Howitt showed that policymakers could mitigate these accelerating inflation dynamics if they committed to raising the nominal interest rate more than 1-for-1 in response to realized inflation. By doing so, they would ensure that higher inflation resulted in a higher real interest rate. As a result, whenever the real interest rate fell below the natural rate of interest, policy would push the real interest rate back in the direction of the natural rate and eliminating the dynamics of accelerating inflation. In other words, central banks must lean against the wind to prevent self-fulfilling inflationary dynamics.
Today, the idea of increasing the nominal interest rate greater than 1-for-1 in response to realized inflation is know as the “Taylor principle.” This is largely the result of the widespread use of the Taylor Rule in monetary policy analysis. According to the Taylor rule, the central bank should adjust the nominal interest to deviations of inflation from its target and output from its potential. A sufficient condition in linearized models to generate a unique, rational expectations equilibrium in these models (thereby ruling out multiple equilibria and self-fulfilling equilibria) is for the coefficient on inflation in the Taylor Rule to be greater than 1.
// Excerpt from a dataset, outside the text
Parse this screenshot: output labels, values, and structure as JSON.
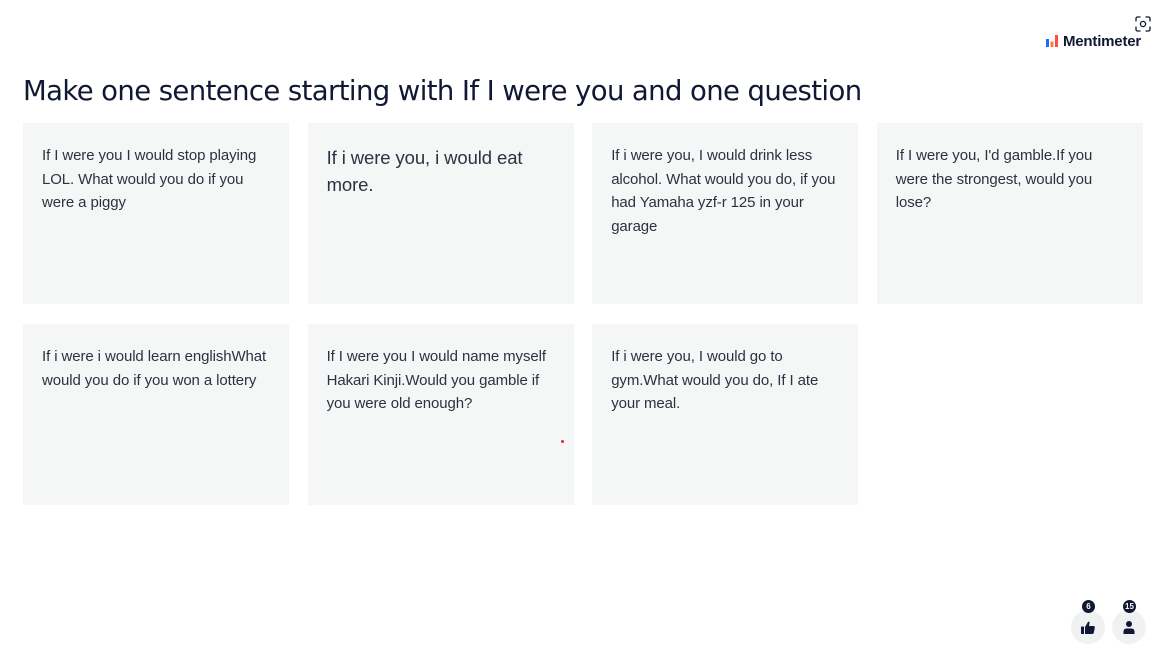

Although this sufficient condition is generally referred to as the “Taylor principle,” it really should be called the “Howitt principle” given that Howitt seems to have been the first person to have this insight.
Conclusion
As an economist and an economics professor, one often has opinions about the work of others. The profession consists of a lot of smart people. Thus, there is a sense in which you can argue that a lot of people that you meet and learn from are brilliant. And, in fact, some people do refer to a lot of people as brilliant. Of course, since economics is often tied up in policy and political debates, the description of someone as brilliant can also be assigned to those one agrees with on these issues and withheld from others whose views one doesn’t share.
To me, the term “brilliant” is best reserved to a select few. These tend to be people with unique ideas or insights. Often brilliant people can change the way that you think about something or force you to tighten up your own arguments or just to think more deeply about a particular topic. These can also be people who can articulate an idea in a way that after they say it, the insight seems obvious — and yet no one else was able to articulate or explain it. The uniqueness of their perspective is one factor that makes them brilliant. Peter Howitt is brilliant. I’m happy to see him share in this award.